Re: combinatorics problem
- To: mathgroup at smc.vnet.net
- Subject: [mg7553] Re: [mg7514] combinatorics problem
- From: "C. Woll" <carlw at u.washington.edu>
- Date: Fri, 13 Jun 1997 19:38:03 -0400 (EDT)
- Sender: owner-wri-mathgroup at wolfram.com
On Tue, 10 Jun 1997, Xah Lee wrote:
> A combinatorics related programing problem.
>
> I have a list Permutations[Range[n]]. I want to reduce the list by the
> following criteria:
>
> (1) Two lists are considered the same if one is the other shifted.
> (RotateRight).
>
> (2) Two lists are considered the same if one is the other reversed.
>
> ...
Hi Xah,
How about the following approach. Define a function which generates a
canonical form for each loop:
canon[a_?PermutationQ] :=
Module[{len = Length[a],
i1 = Position[a,1][[1,1]],
i2 = Position[a,2][[1,1]]},
If[ Mod[ i2-i1, len ] < len/2,
RotateLeft[a,i1-1],
Reverse[RotateRight[a,len-i1]
]
]
The above function converts a loop specification into a canonical form,
which is described by starting with 1, and then going in the direction
where 2 is reached first.
Now, let's apply this function on your example
> ...
>
> Union[{{2,1,3,4},{3,4,1,2},{3,4,2,1}},SameTest->sameTestQ]
>
> ...
Union[ canon /@ {{2,1,3,4},{3,4,1,2},{3,4,2,1}} ]
which returns
{{1,2,3,4},{1,2,4,3}}
In terms of canon, your test function could be written
sametestQ[a_?PermutationQ,b_?PermutationQ]:=canon[a]===canon[b]

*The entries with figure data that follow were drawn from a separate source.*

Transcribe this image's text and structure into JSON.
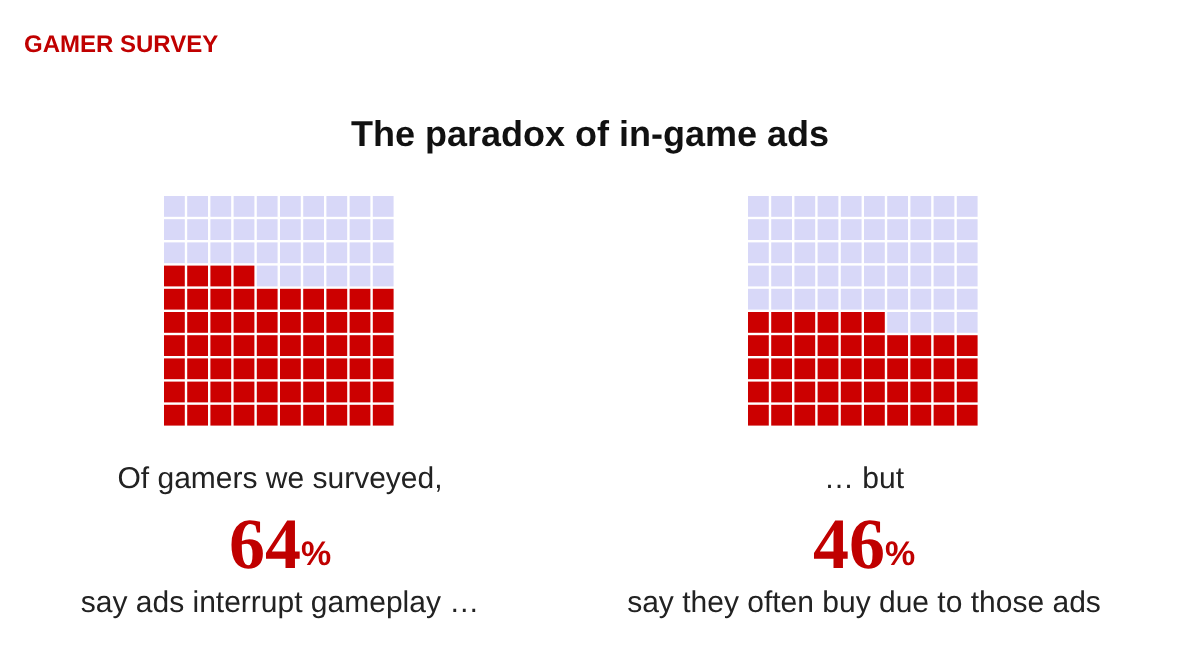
{
  "chart_data": {
    "type": "other",
    "subtitle": "GAMER SURVEY",
    "title": "The paradox of in-game ads",
    "annotations": [
      "Of gamers we surveyed,",
      "… but"
    ],
    "categories": [
      "say ads interrupt gameplay …",
      "say they often buy due to those ads"
    ],
    "values": [
      64,
      46
    ],
    "value_labels": [
      "64%",
      "46%"
    ],
    "color": "#cc0000"
  }
}
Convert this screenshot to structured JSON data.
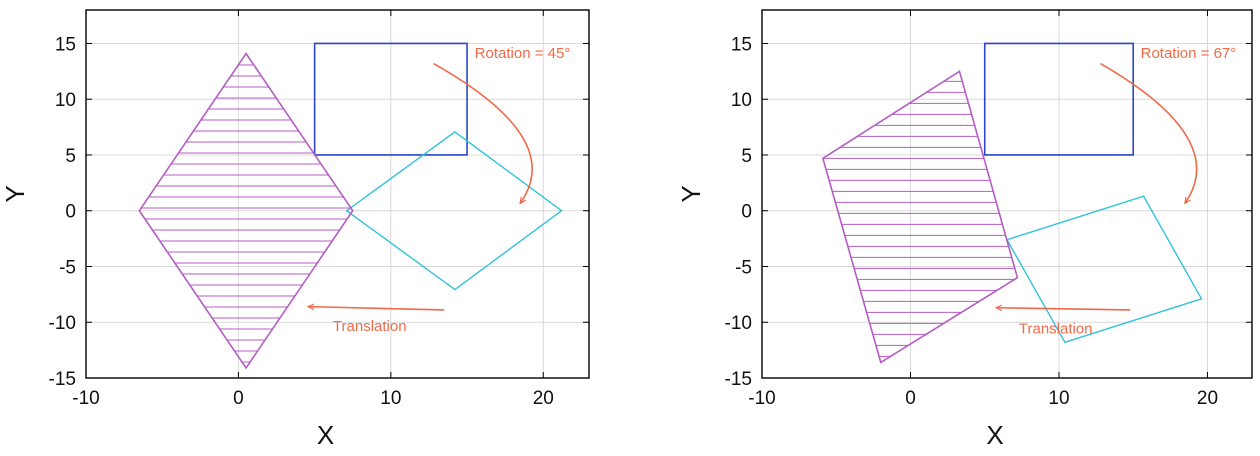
{
  "colors": {
    "original_rect": "#2b46c8",
    "rotated_shape": "#33c2dc",
    "translated_shape": "#b45cc4",
    "annotation": "#f06a48",
    "grid": "#d9d9d9",
    "axes": "#000000"
  },
  "panels": [
    {
      "xlabel": "X",
      "ylabel": "Y",
      "xlim": [
        -10,
        23
      ],
      "ylim": [
        -15,
        18
      ],
      "xticks": [
        -10,
        0,
        10,
        20
      ],
      "yticks": [
        -15,
        -10,
        -5,
        0,
        5,
        10,
        15
      ],
      "rectangle": [
        [
          5,
          5
        ],
        [
          15,
          5
        ],
        [
          15,
          15
        ],
        [
          5,
          15
        ]
      ],
      "rotated": [
        [
          14.2,
          -7.07
        ],
        [
          21.2,
          0
        ],
        [
          14.2,
          7.07
        ],
        [
          7.1,
          0
        ]
      ],
      "translated": [
        [
          0.5,
          -14.1
        ],
        [
          7.5,
          0
        ],
        [
          0.5,
          14.1
        ],
        [
          -6.5,
          0
        ]
      ],
      "rotation_label": "Rotation = 45°",
      "translation_label": "Translation",
      "rotation_label_pos": [
        15.5,
        13.7
      ],
      "rotation_arrow": [
        [
          12.8,
          13.2
        ],
        [
          21.5,
          6.5
        ],
        [
          18.5,
          0.7
        ]
      ],
      "translation_label_pos": [
        6.2,
        -10.8
      ],
      "translation_arrow": [
        [
          13.5,
          -8.9
        ],
        [
          4.6,
          -8.6
        ]
      ]
    },
    {
      "xlabel": "X",
      "ylabel": "Y",
      "xlim": [
        -10,
        23
      ],
      "ylim": [
        -15,
        18
      ],
      "xticks": [
        -10,
        0,
        10,
        20
      ],
      "yticks": [
        -15,
        -10,
        -5,
        0,
        5,
        10,
        15
      ],
      "rectangle": [
        [
          5,
          5
        ],
        [
          15,
          5
        ],
        [
          15,
          15
        ],
        [
          5,
          15
        ]
      ],
      "rotated": [
        [
          10.4,
          -11.8
        ],
        [
          19.6,
          -7.9
        ],
        [
          15.7,
          1.3
        ],
        [
          6.5,
          -2.6
        ]
      ],
      "translated": [
        [
          -2.0,
          -13.6
        ],
        [
          7.2,
          -6.0
        ],
        [
          3.3,
          12.5
        ],
        [
          -5.9,
          4.7
        ]
      ],
      "rotation_label": "Rotation = 67°",
      "translation_label": "Translation",
      "rotation_label_pos": [
        15.5,
        13.7
      ],
      "rotation_arrow": [
        [
          12.8,
          13.2
        ],
        [
          21.5,
          6.5
        ],
        [
          18.5,
          0.7
        ]
      ],
      "translation_label_pos": [
        7.3,
        -11.0
      ],
      "translation_arrow": [
        [
          14.8,
          -8.9
        ],
        [
          5.8,
          -8.7
        ]
      ]
    }
  ]
}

Of course, generating all the loops by doing something like
Union[ canon /@ Permutations[Range[n]] ]
will become slow very quickly.
Also, there may be a canned routine which does this for you in
DiscreteMath`Combinatorica`, for example, something along the lines of
HamiltonianCycle.
Carl